I'm required to beg release and ask permission to leave.  And if he says no, for whatever reason, I'm required to stay and try to work it out.  Those are the rules.  They've been the rules for the better part of seven years.  I asked for the rules.  Those specifically.  Because I'm a runner.  I kick the fence till I find a weakness, and then I bolt.  Even if I'm happy.  But especially if I'm not.

I couldn't tell you the biggest factor.  The whole thing went so fast, shook me so bad, that I really only remember it in flashes.  But one day about a year and a half ago, I went home from work with a friend, packed a bag and left.

When M realized I was gone, he called.  Over and over.  And what struck me was that he wasn't even angry.  He was hurt and scared and full of sadness.  But he didn't get angry until we finished talking and realized that, if I'd only talked to him, we could have avoided it.

I'm a stuffer and a runner.  And that's a bad combination.  Because I'd been telling M things were exquisitely perfect every day until the day I ran.  "Wrong? Nothing's wrong. How could anything be wrong?"

Everything was wrong.  I was having nightmares all the time, so I wasn't sleeping.  My self-esteem had slid so far down that I was only eating dinner when M was paying attention, and I never ate breakfast or lunch (I've battled eating disorders my whole life).  I lost about fifty pounds in a month.  And suddenly I felt like I couldn't breathe.

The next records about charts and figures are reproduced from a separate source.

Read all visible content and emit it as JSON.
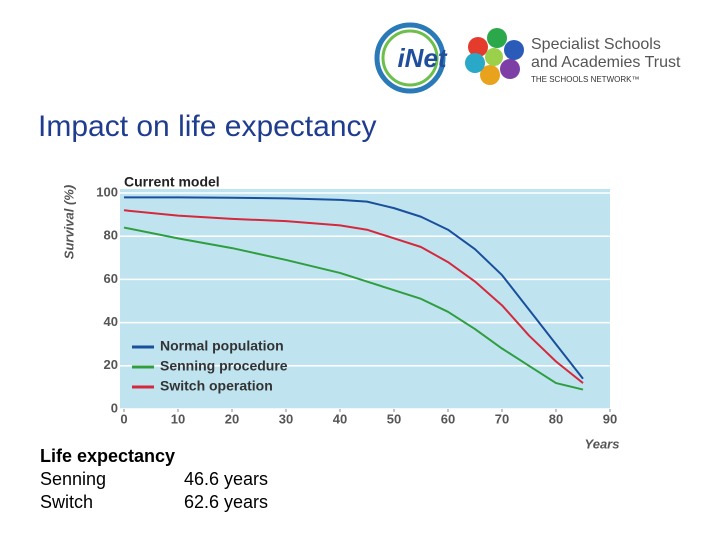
{
  "header": {
    "inet": "iNet",
    "org_line1": "Specialist Schools",
    "org_line2": "and Academies Trust",
    "network": "THE SCHOOLS NETWORK™"
  },
  "slide_title": "Impact on life expectancy",
  "notes": {
    "heading": "Life expectancy",
    "rows": [
      [
        "Senning",
        "46.6 years"
      ],
      [
        "Switch",
        "62.6 years"
      ]
    ]
  },
  "chart_data": {
    "type": "line",
    "title": "Current model",
    "x_label": "Years",
    "y_label": "Survival (%)",
    "x": [
      0,
      10,
      20,
      30,
      40,
      45,
      50,
      55,
      60,
      65,
      70,
      75,
      80,
      85
    ],
    "series": [
      {
        "name": "Normal population",
        "color": "#1a4f9c",
        "values": [
          98,
          98,
          97.8,
          97.5,
          96.8,
          96,
          93,
          89,
          83,
          74,
          62,
          46,
          30,
          14
        ]
      },
      {
        "name": "Senning procedure",
        "color": "#2e9e3e",
        "values": [
          84,
          79,
          74.5,
          69,
          63,
          59,
          55,
          51,
          45,
          37,
          28,
          20,
          12,
          9
        ]
      },
      {
        "name": "Switch operation",
        "color": "#d6283c",
        "values": [
          92,
          89.5,
          88,
          87,
          85,
          83,
          79,
          75,
          68,
          59,
          48,
          34,
          22,
          12
        ]
      }
    ],
    "xlim": [
      0,
      90
    ],
    "xticks": [
      0,
      10,
      20,
      30,
      40,
      50,
      60,
      70,
      80,
      90
    ],
    "ylim": [
      0,
      100
    ],
    "yticks": [
      0,
      20,
      40,
      60,
      80,
      100
    ],
    "grid": true,
    "legend": "lower left",
    "background": "#bfe4f0"
  }
}
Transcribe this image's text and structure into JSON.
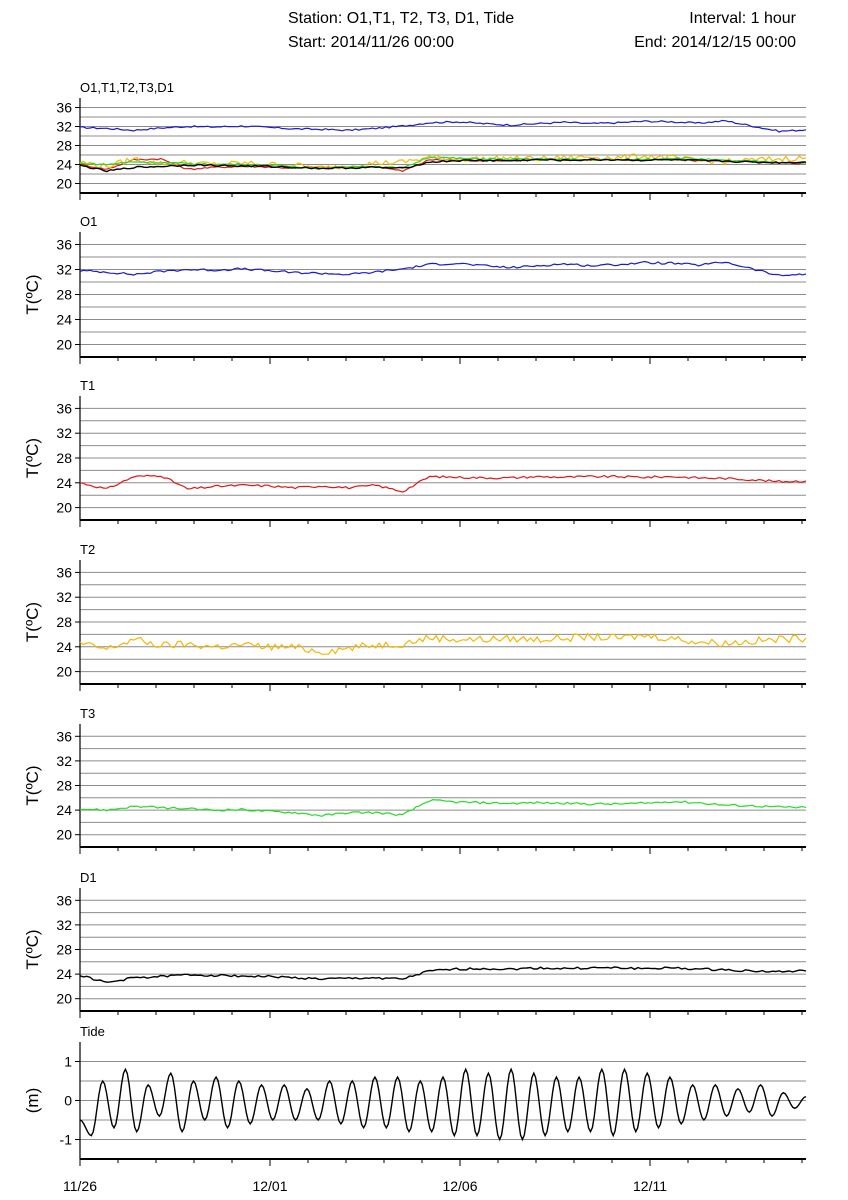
{
  "header": {
    "station": "Station: O1,T1, T2, T3, D1, Tide",
    "interval": "Interval: 1 hour",
    "start": "Start: 2014/11/26 00:00",
    "end": "End: 2014/12/15 00:00"
  },
  "colors": {
    "O1": "#1a1ad6",
    "T1": "#e01818",
    "T2": "#f5b800",
    "T3": "#22dd22",
    "D1": "#000000",
    "Tide": "#000000"
  },
  "chart_data": [
    {
      "type": "line",
      "title": "O1,T1,T2,T3,D1",
      "ylabel": "",
      "ylim": [
        18,
        38
      ],
      "yticks": [
        "20",
        "24",
        "28",
        "32",
        "36"
      ],
      "xticks": [
        "11/26",
        "12/01",
        "12/06",
        "12/11"
      ],
      "grid": true,
      "series": [
        {
          "key": "O1",
          "values": [
            31.8,
            31.6,
            31.2,
            31.7,
            32.0,
            31.9,
            32.1,
            31.8,
            31.5,
            31.4,
            31.2,
            31.6,
            32.1,
            32.8,
            33.0,
            32.6,
            32.3,
            32.6,
            32.9,
            32.6,
            32.8,
            33.1,
            33.0,
            32.7,
            33.2,
            32.1,
            31.0,
            31.3
          ]
        },
        {
          "key": "T1",
          "values": [
            24.0,
            23.0,
            25.0,
            25.2,
            23.0,
            23.4,
            23.6,
            23.5,
            23.2,
            23.5,
            23.2,
            23.6,
            22.6,
            25.0,
            24.9,
            24.8,
            24.8,
            25.0,
            24.9,
            25.0,
            25.0,
            24.9,
            25.0,
            24.8,
            24.7,
            24.5,
            24.2,
            24.3
          ]
        },
        {
          "key": "T2",
          "values": [
            24.5,
            23.6,
            25.2,
            24.2,
            24.4,
            24.0,
            24.3,
            24.0,
            23.9,
            23.2,
            23.8,
            24.3,
            24.5,
            25.5,
            25.2,
            25.2,
            25.3,
            25.2,
            25.4,
            25.6,
            25.4,
            25.8,
            25.4,
            24.8,
            24.6,
            24.9,
            25.2,
            25.4
          ]
        },
        {
          "key": "T3",
          "values": [
            24.2,
            24.0,
            24.6,
            24.4,
            24.2,
            24.0,
            24.1,
            23.8,
            23.6,
            23.1,
            23.6,
            23.6,
            23.2,
            25.6,
            25.3,
            25.2,
            25.1,
            25.2,
            25.1,
            25.0,
            25.0,
            25.1,
            25.4,
            25.2,
            24.8,
            24.7,
            24.5,
            24.4
          ]
        },
        {
          "key": "D1",
          "values": [
            23.8,
            22.6,
            23.4,
            23.6,
            23.9,
            23.8,
            23.7,
            23.6,
            23.4,
            23.2,
            23.3,
            23.4,
            23.2,
            24.5,
            24.8,
            24.9,
            24.8,
            25.0,
            24.9,
            25.0,
            25.0,
            24.9,
            25.0,
            24.8,
            24.7,
            24.5,
            24.4,
            24.5
          ]
        }
      ]
    },
    {
      "type": "line",
      "title": "O1",
      "ylabel": "T(ºC)",
      "ylim": [
        18,
        38
      ],
      "yticks": [
        "20",
        "24",
        "28",
        "32",
        "36"
      ],
      "xticks": [
        "11/26",
        "12/01",
        "12/06",
        "12/11"
      ],
      "grid": true,
      "series": [
        {
          "key": "O1",
          "values": [
            31.8,
            31.6,
            31.2,
            31.7,
            32.0,
            31.9,
            32.1,
            31.8,
            31.5,
            31.4,
            31.2,
            31.6,
            32.1,
            32.8,
            33.0,
            32.6,
            32.3,
            32.6,
            32.9,
            32.6,
            32.8,
            33.1,
            33.0,
            32.7,
            33.2,
            32.1,
            31.0,
            31.3
          ]
        }
      ]
    },
    {
      "type": "line",
      "title": "T1",
      "ylabel": "T(ºC)",
      "ylim": [
        18,
        38
      ],
      "yticks": [
        "20",
        "24",
        "28",
        "32",
        "36"
      ],
      "xticks": [
        "11/26",
        "12/01",
        "12/06",
        "12/11"
      ],
      "grid": true,
      "series": [
        {
          "key": "T1",
          "values": [
            24.0,
            23.0,
            25.0,
            25.2,
            23.0,
            23.4,
            23.6,
            23.5,
            23.2,
            23.5,
            23.2,
            23.6,
            22.6,
            25.0,
            24.9,
            24.8,
            24.8,
            25.0,
            24.9,
            25.0,
            25.0,
            24.9,
            25.0,
            24.8,
            24.7,
            24.5,
            24.2,
            24.3
          ]
        }
      ]
    },
    {
      "type": "line",
      "title": "T2",
      "ylabel": "T(ºC)",
      "ylim": [
        18,
        38
      ],
      "yticks": [
        "20",
        "24",
        "28",
        "32",
        "36"
      ],
      "xticks": [
        "11/26",
        "12/01",
        "12/06",
        "12/11"
      ],
      "grid": true,
      "series": [
        {
          "key": "T2",
          "values": [
            24.5,
            23.6,
            25.2,
            24.2,
            24.4,
            24.0,
            24.3,
            24.0,
            23.9,
            23.2,
            23.8,
            24.3,
            24.5,
            25.5,
            25.2,
            25.2,
            25.3,
            25.2,
            25.4,
            25.6,
            25.4,
            25.8,
            25.4,
            24.8,
            24.6,
            24.9,
            25.2,
            25.4
          ]
        }
      ]
    },
    {
      "type": "line",
      "title": "T3",
      "ylabel": "T(ºC)",
      "ylim": [
        18,
        38
      ],
      "yticks": [
        "20",
        "24",
        "28",
        "32",
        "36"
      ],
      "xticks": [
        "11/26",
        "12/01",
        "12/06",
        "12/11"
      ],
      "grid": true,
      "series": [
        {
          "key": "T3",
          "values": [
            24.2,
            24.0,
            24.6,
            24.4,
            24.2,
            24.0,
            24.1,
            23.8,
            23.6,
            23.1,
            23.6,
            23.6,
            23.2,
            25.6,
            25.3,
            25.2,
            25.1,
            25.2,
            25.1,
            25.0,
            25.0,
            25.1,
            25.4,
            25.2,
            24.8,
            24.7,
            24.5,
            24.4
          ]
        }
      ]
    },
    {
      "type": "line",
      "title": "D1",
      "ylabel": "T(ºC)",
      "ylim": [
        18,
        38
      ],
      "yticks": [
        "20",
        "24",
        "28",
        "32",
        "36"
      ],
      "xticks": [
        "11/26",
        "12/01",
        "12/06",
        "12/11"
      ],
      "grid": true,
      "series": [
        {
          "key": "D1",
          "values": [
            23.8,
            22.6,
            23.4,
            23.6,
            23.9,
            23.8,
            23.7,
            23.6,
            23.4,
            23.2,
            23.3,
            23.4,
            23.2,
            24.5,
            24.8,
            24.9,
            24.8,
            25.0,
            24.9,
            25.0,
            25.0,
            24.9,
            25.0,
            24.8,
            24.7,
            24.5,
            24.4,
            24.5
          ]
        }
      ]
    },
    {
      "type": "line",
      "title": "Tide",
      "ylabel": "(m)",
      "ylim": [
        -1.5,
        1.5
      ],
      "yticks": [
        "-1",
        "0",
        "1"
      ],
      "xticks": [
        "11/26",
        "12/01",
        "12/06",
        "12/11"
      ],
      "grid": true,
      "series": [
        {
          "key": "Tide",
          "values": [
            -0.5,
            -0.9,
            0.5,
            -0.7,
            0.8,
            -0.8,
            0.4,
            -0.4,
            0.7,
            -0.8,
            0.5,
            -0.5,
            0.6,
            -0.7,
            0.5,
            -0.6,
            0.4,
            -0.5,
            0.4,
            -0.5,
            0.3,
            -0.5,
            0.5,
            -0.6,
            0.5,
            -0.7,
            0.6,
            -0.7,
            0.6,
            -0.8,
            0.5,
            -0.8,
            0.6,
            -0.9,
            0.8,
            -0.9,
            0.7,
            -1.0,
            0.8,
            -1.0,
            0.7,
            -0.9,
            0.6,
            -0.8,
            0.6,
            -0.8,
            0.8,
            -0.9,
            0.8,
            -0.8,
            0.7,
            -0.7,
            0.6,
            -0.6,
            0.4,
            -0.5,
            0.4,
            -0.4,
            0.3,
            -0.3,
            0.4,
            -0.4,
            0.2,
            -0.2,
            0.1
          ]
        }
      ]
    }
  ]
}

I'm not sure if it was the fight we had, or the fights we'd been having, or just my overall unstable mental state, or just everything combined.  But I was suffocating and I couldn't express myself.  How could I tell him that everything was wrong when I'd been telling him everything was fine?

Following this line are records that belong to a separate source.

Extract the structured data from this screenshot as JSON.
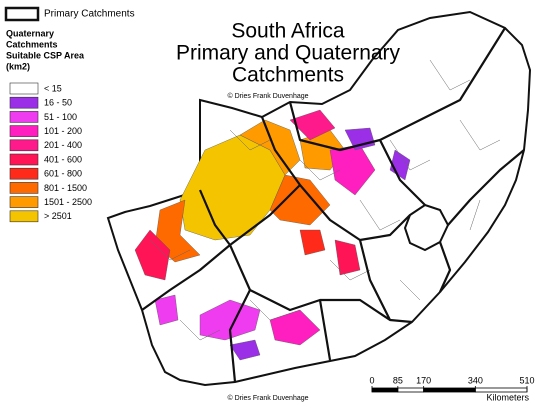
{
  "title": [
    "South Africa",
    "Primary and Quaternary",
    "Catchments"
  ],
  "copyright": "© Dries Frank Duvenhage",
  "primary_legend": "Primary Catchments",
  "legend": {
    "title": [
      "Quaternary",
      "Catchments",
      "Suitable CSP Area",
      "(km2)"
    ],
    "items": [
      {
        "label": "< 15",
        "color": "#ffffff"
      },
      {
        "label": "16 - 50",
        "color": "#9b2fe8"
      },
      {
        "label": "51 - 100",
        "color": "#f03cf0"
      },
      {
        "label": "101 - 200",
        "color": "#ff1fc0"
      },
      {
        "label": "201 - 400",
        "color": "#ff1a8c"
      },
      {
        "label": "401 - 600",
        "color": "#ff1455"
      },
      {
        "label": "601 - 800",
        "color": "#ff2a1a"
      },
      {
        "label": "801 - 1500",
        "color": "#ff6a00"
      },
      {
        "label": "1501 - 2500",
        "color": "#ff9a00"
      },
      {
        "label": "> 2501",
        "color": "#f5c400"
      }
    ]
  },
  "scale_bar": {
    "ticks": [
      0,
      85,
      170,
      340,
      510
    ],
    "unit": "Kilometers"
  }
}
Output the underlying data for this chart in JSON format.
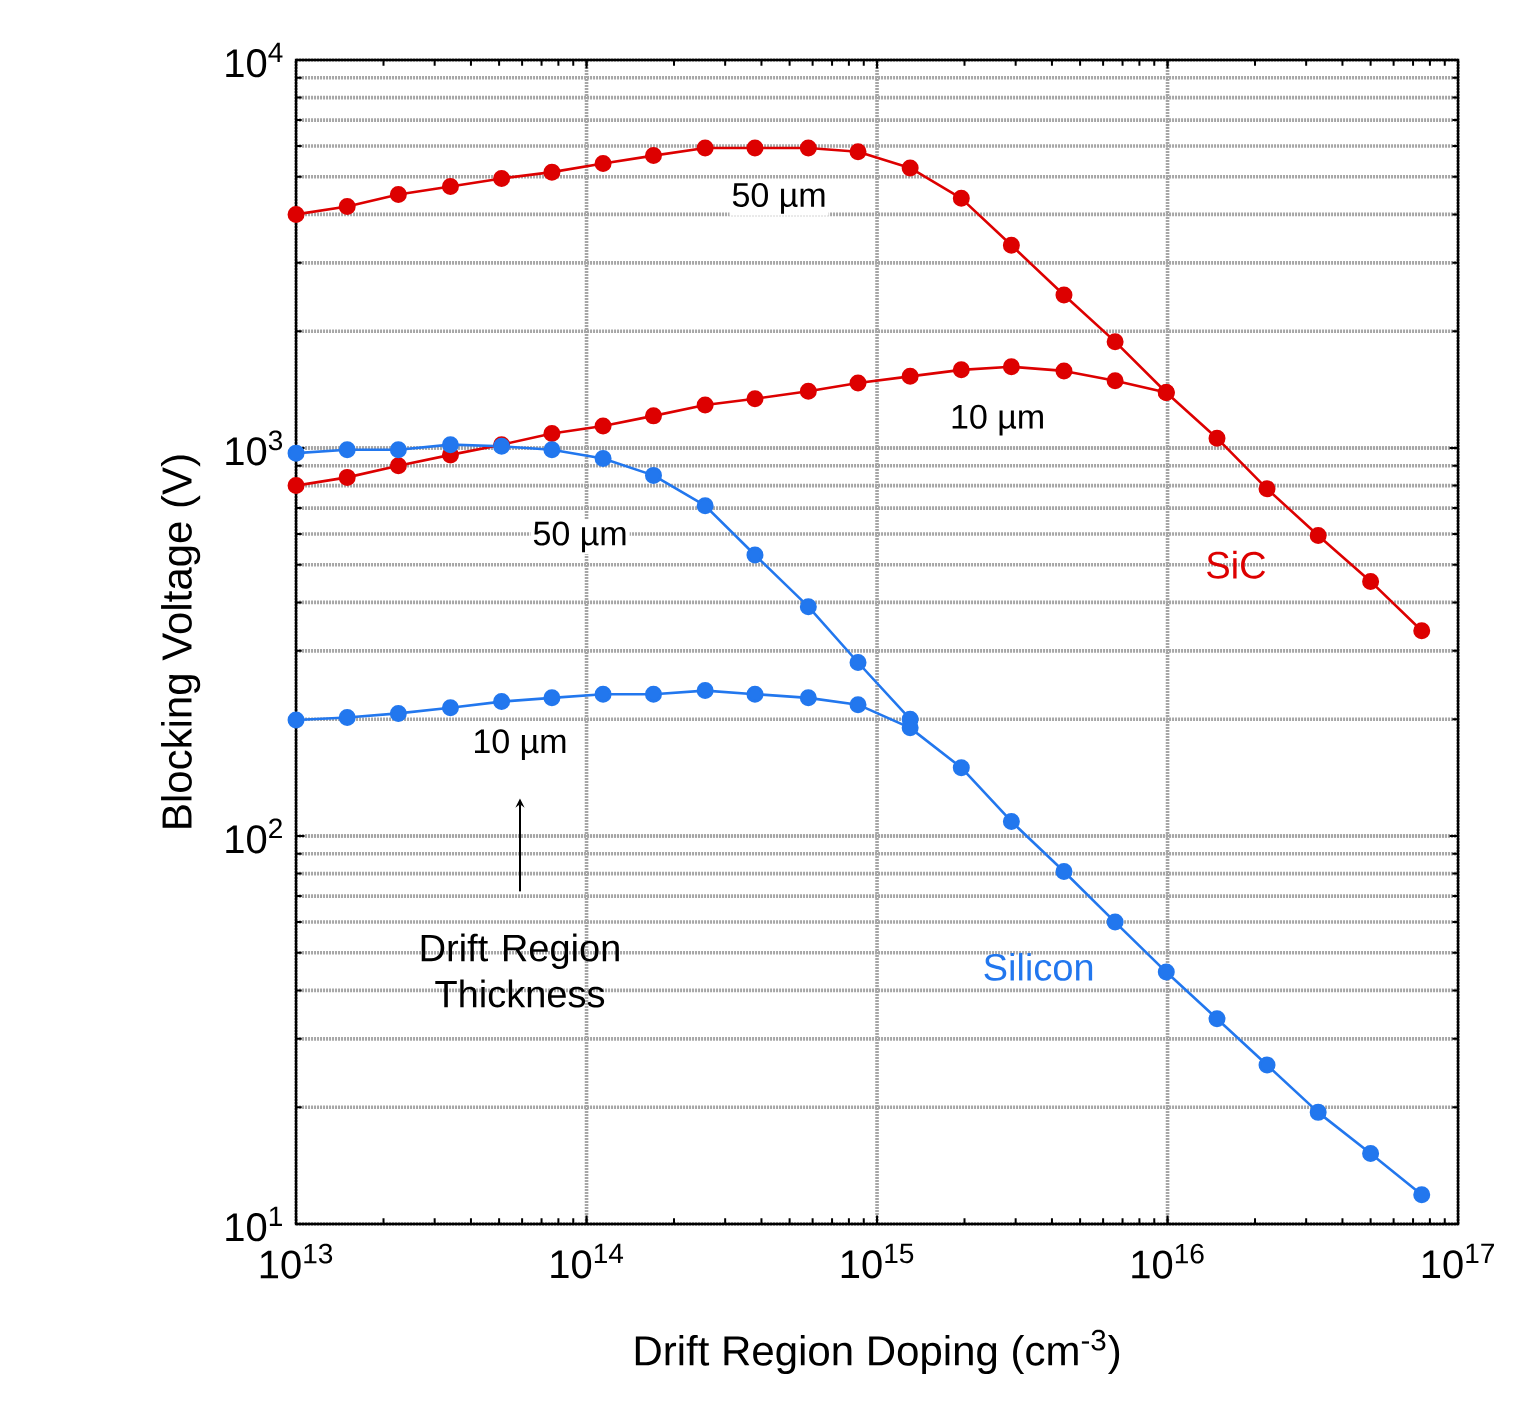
{
  "chart_data": {
    "type": "line",
    "xlabel": "Drift Region Doping (cm$^{-3}$)",
    "ylabel": "Blocking Voltage (V)",
    "log": "xy",
    "grid": true,
    "marker": "circle",
    "line_style": "solid",
    "legend": false,
    "xlim": [
      10000000000000.0,
      1e+17
    ],
    "ylim": [
      10,
      10000
    ],
    "xticks": [
      {
        "value": 10000000000000.0,
        "label": "10$^{13}$"
      },
      {
        "value": 100000000000000.0,
        "label": "10$^{14}$"
      },
      {
        "value": 1000000000000000.0,
        "label": "10$^{15}$"
      },
      {
        "value": 1e+16,
        "label": "10$^{16}$"
      },
      {
        "value": 1e+17,
        "label": "10$^{17}$"
      }
    ],
    "yticks": [
      {
        "value": 10,
        "label": "10$^{1}$"
      },
      {
        "value": 100,
        "label": "10$^{2}$"
      },
      {
        "value": 1000,
        "label": "10$^{3}$"
      },
      {
        "value": 10000,
        "label": "10$^{4}$"
      }
    ],
    "series": [
      {
        "name": "50 µm",
        "color": "#dd0000",
        "x": [
          10000000000000.0,
          15000000000000.0,
          22500000000000.0,
          34000000000000.0,
          51000000000000.0,
          76000000000000.0,
          114000000000000.0,
          170000000000000.0,
          256000000000000.0,
          380000000000000.0,
          580000000000000.0,
          860000000000000.0,
          1300000000000000.0,
          1950000000000000.0,
          2900000000000000.0,
          4400000000000000.0,
          6600000000000000.0,
          9900000000000000.0,
          1.48e+16,
          2.2e+16,
          3.3e+16,
          5e+16,
          7.5e+16
        ],
        "values": [
          4000,
          4190,
          4500,
          4720,
          4950,
          5140,
          5410,
          5670,
          5930,
          5930,
          5930,
          5800,
          5270,
          4400,
          3330,
          2480,
          1880,
          1390,
          1060,
          785,
          595,
          453,
          338
        ]
      },
      {
        "name": "10 µm",
        "color": "#dd0000",
        "x": [
          10000000000000.0,
          15000000000000.0,
          22500000000000.0,
          34000000000000.0,
          51000000000000.0,
          76000000000000.0,
          114000000000000.0,
          170000000000000.0,
          256000000000000.0,
          380000000000000.0,
          580000000000000.0,
          860000000000000.0,
          1300000000000000.0,
          1950000000000000.0,
          2900000000000000.0,
          4400000000000000.0,
          6600000000000000.0,
          9900000000000000.0
        ],
        "values": [
          800,
          840,
          900,
          960,
          1020,
          1090,
          1140,
          1210,
          1290,
          1340,
          1400,
          1470,
          1530,
          1590,
          1620,
          1580,
          1490,
          1390
        ]
      },
      {
        "name": "50 µm",
        "color": "#2277ee",
        "x": [
          10000000000000.0,
          15000000000000.0,
          22500000000000.0,
          34000000000000.0,
          51000000000000.0,
          76000000000000.0,
          114000000000000.0,
          170000000000000.0,
          256000000000000.0,
          380000000000000.0,
          580000000000000.0,
          860000000000000.0,
          1300000000000000.0
        ],
        "values": [
          970,
          990,
          990,
          1020,
          1010,
          990,
          940,
          850,
          710,
          530,
          390,
          280,
          200
        ]
      },
      {
        "name": "10 µm",
        "color": "#2277ee",
        "x": [
          10000000000000.0,
          15000000000000.0,
          22500000000000.0,
          34000000000000.0,
          51000000000000.0,
          76000000000000.0,
          114000000000000.0,
          170000000000000.0,
          256000000000000.0,
          380000000000000.0,
          580000000000000.0,
          860000000000000.0,
          1300000000000000.0,
          1950000000000000.0,
          2900000000000000.0,
          4400000000000000.0,
          6600000000000000.0,
          9900000000000000.0,
          1.48e+16,
          2.2e+16,
          3.3e+16,
          5e+16,
          7.5e+16
        ],
        "values": [
          199,
          202,
          207,
          214,
          222,
          227,
          232,
          232,
          237,
          232,
          227,
          218,
          190,
          150,
          109,
          81,
          60,
          44.6,
          33.8,
          25.7,
          19.4,
          15.2,
          11.9
        ]
      }
    ],
    "annotations": [
      "SiC",
      "Silicon",
      "Drift Region Thickness"
    ]
  }
}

"Full transparency" isn't just something we bat around on BDSM forums.  And it's not necessarily something exclusive to the master/slave or owner/property dynamics.  It's actually sort of important in any relationship, regardless of dynamic, or lack thereof.  It is the key to "making it work".  And it's best to start in the beginning.

I didn't start until what was almost the end.  I wasted the first six years of our relationship telling him what I thought he wanted to hear.  I thought it was my duty.  My responsibility as property.

He surprised me again when he realized my mistake and, instead of battering me with my own stupidity, took me in hand and began, again, to explain what he wants from me.

It's weird, getting to know each other again after knowing each other seven years.  But it's kind of cool, too.  I'm falling in love with him all over again.  And relearning my place at the same time.

We're happier now that I'm being honest with him, than we were even in the beginning when I was sort of honest with him.

I don't always get my way.  Sometimes he refuses to even compromise.  I figure it's required to maintain the dynamic.  I mean, I'm already spoiled all to hell.  If he always gave in to me... Can you imagine?

He likes to see me happy.  It's that whole "being in love" thing.  But he will not budge even an inch unless I've been good.  Communicating with him, openly and honestly, regardless of what I think his reaction will be, falls under that heading.  I think that's how it should be.  At least, that's what seems to work best for us.